Ditto. We find it difficult to debug deserialization errors (especially with zio-json where error messages only show the offending next character).
what did you find most puzzling, when learning sttp?
The ZIO encoding with two separate error encodings. Most of the time absolve is fine, but new sttp users find this challenging.
considering type safety: which area could be more type-safe, preventing some common bugs that need testing to detect?
the uri interpolator is seductive, but can easily generate bad uri’s (e.g. substituting something besides strings)
Finally: if you have any idea on improving the API (even if it seems wild and improbable) - that’s the place to share
We would like to see RequestMetadata included in ResponseException
I am coming a bit late but there is something I have not been able to do with sttp and maybe sttp 4 could be a chance to address it.
In Caliban Client, I have a function to transform a graphQL query into an sttp request: creating the request with the proper body and method, then parsing the response (using mapResponse) to return a nice object rather than a String. Then users are able to run this sttp request with the backend of their choice. This is perfect!
Now, I would like to do the same thing with WebSockets. I’d like to have another function that will transform my graphQL query into an sttp websocket request, and that function would take care of sending some “initialization” message(s), and parsing the received messages into a nice object to return a stream of these objects to the user.
I don’t think this is doable currently as Streams and Pipe do not expose anything. You have to choose a backend in order to do something, so the only way I can expose this function is to force the usage of a specific backend.

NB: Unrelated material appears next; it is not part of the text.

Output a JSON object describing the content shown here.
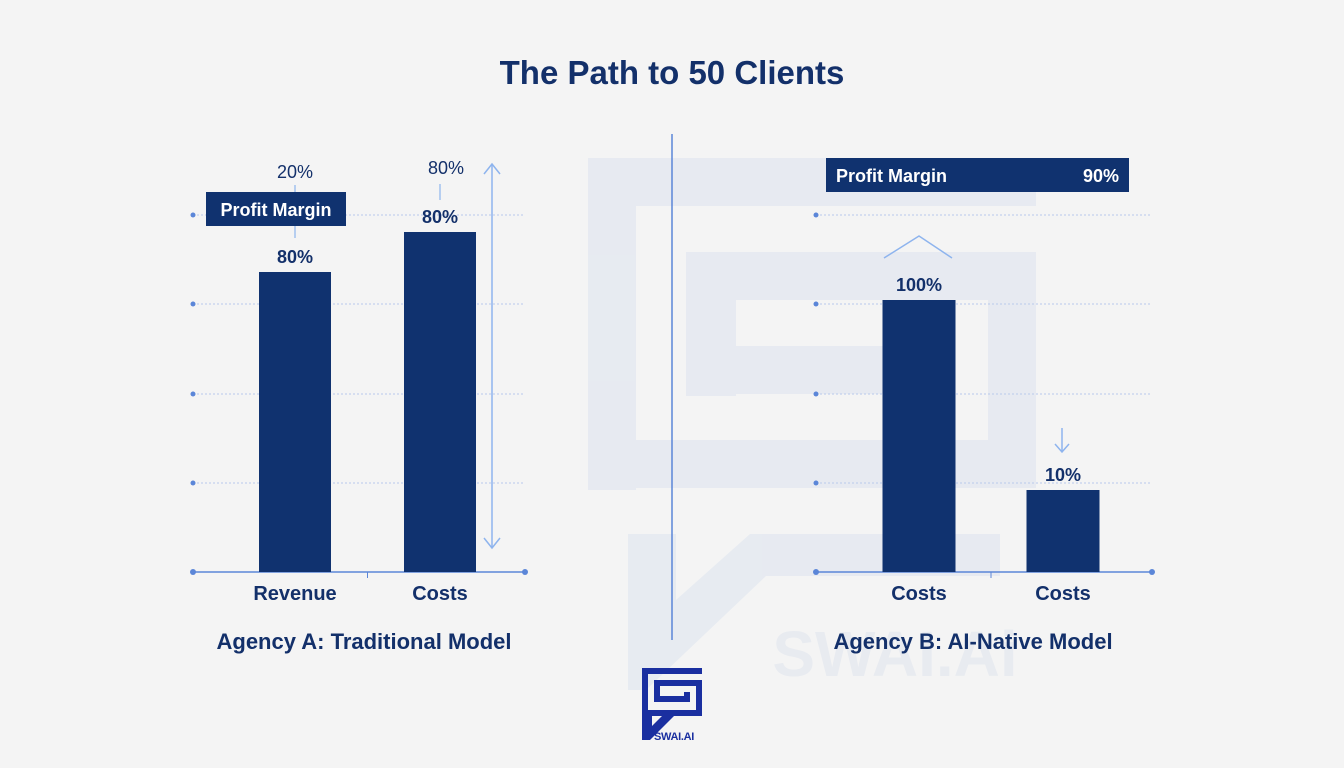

One interesting thing I saw is that in WebSocketStreamingTest there is a basic version of that since there is some generic code that requires a functionToPipe to be transformed into the proper backend Pipe.

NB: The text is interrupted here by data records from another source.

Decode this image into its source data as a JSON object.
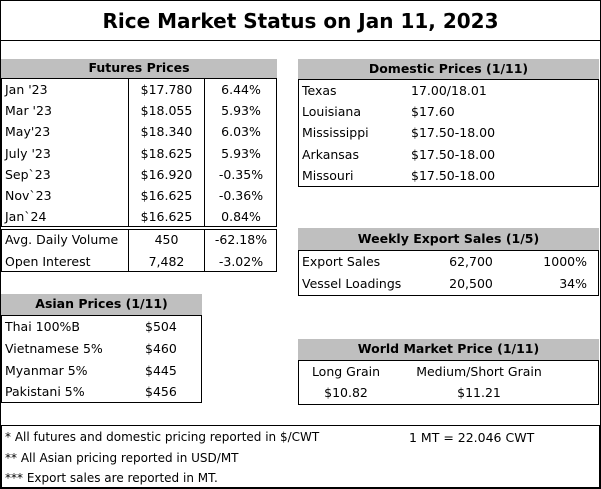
{
  "title": "Rice Market Status on Jan 11, 2023",
  "futures": {
    "title": "Futures Prices",
    "rows": [
      [
        "Jan '23",
        "$17.780",
        "6.44%"
      ],
      [
        "Mar '23",
        "$18.055",
        "5.93%"
      ],
      [
        "May'23",
        "$18.340",
        "6.03%"
      ],
      [
        "July '23",
        "$18.625",
        "5.93%"
      ],
      [
        "Sep`23",
        "$16.920",
        "-0.35%"
      ],
      [
        "Nov`23",
        "$16.625",
        "-0.36%"
      ],
      [
        "Jan`24",
        "$16.625",
        "0.84%"
      ]
    ]
  },
  "volume": {
    "rows": [
      [
        "Avg. Daily Volume",
        "450",
        "-62.18%"
      ],
      [
        "Open Interest",
        "7,482",
        "-3.02%"
      ]
    ]
  },
  "asian": {
    "title": "Asian Prices (1/11)",
    "rows": [
      [
        "Thai 100%B",
        "$504"
      ],
      [
        "Vietnamese 5%",
        "$460"
      ],
      [
        "Myanmar 5%",
        "$445"
      ],
      [
        "Pakistani 5%",
        "$456"
      ]
    ]
  },
  "domestic": {
    "title": "Domestic Prices (1/11)",
    "rows": [
      [
        "Texas",
        "17.00/18.01"
      ],
      [
        "Louisiana",
        "$17.60"
      ],
      [
        "Mississippi",
        "$17.50-18.00"
      ],
      [
        "Arkansas",
        "$17.50-18.00"
      ],
      [
        "Missouri",
        "$17.50-18.00"
      ]
    ]
  },
  "export": {
    "title": "Weekly Export Sales (1/5)",
    "rows": [
      [
        "Export Sales",
        "62,700",
        "1000%"
      ],
      [
        "Vessel Loadings",
        "20,500",
        "34%"
      ]
    ]
  },
  "world": {
    "title": "World Market Price (1/11)",
    "headers": [
      "Long Grain",
      "Medium/Short Grain"
    ],
    "values": [
      "$10.82",
      "$11.21"
    ]
  },
  "notes": [
    "* All futures and domestic pricing reported in $/CWT",
    "** All Asian pricing reported in USD/MT",
    "*** Export sales are reported in MT."
  ],
  "conversion": "1 MT = 22.046 CWT"
}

Let me know if I missed something, or if this is something that could be solved.
Thanks!
Thanks! Definitely not too late, we’ve got to come back to sttp4 & API changes sometime soon
If I understand correctly, this is somewhat partly implemented in tapir, where you can provide codecs for requests & responses (though no initialization messages, so these are simple functions LOW_LEVEL => HIGH_LEVEL, not Stream[LOW_LEVEL] => Stream[HIGH_LEVEL]. So on the sttp client level, I suppose what you’d want is to be able to map the defined response’s stream? Would that work?
Basically I send some message through the WebSocket and return a stream of converted responses. Then end-users can simply run that and consume it. I’d like to do the same thing with sttp but without choosing a backend.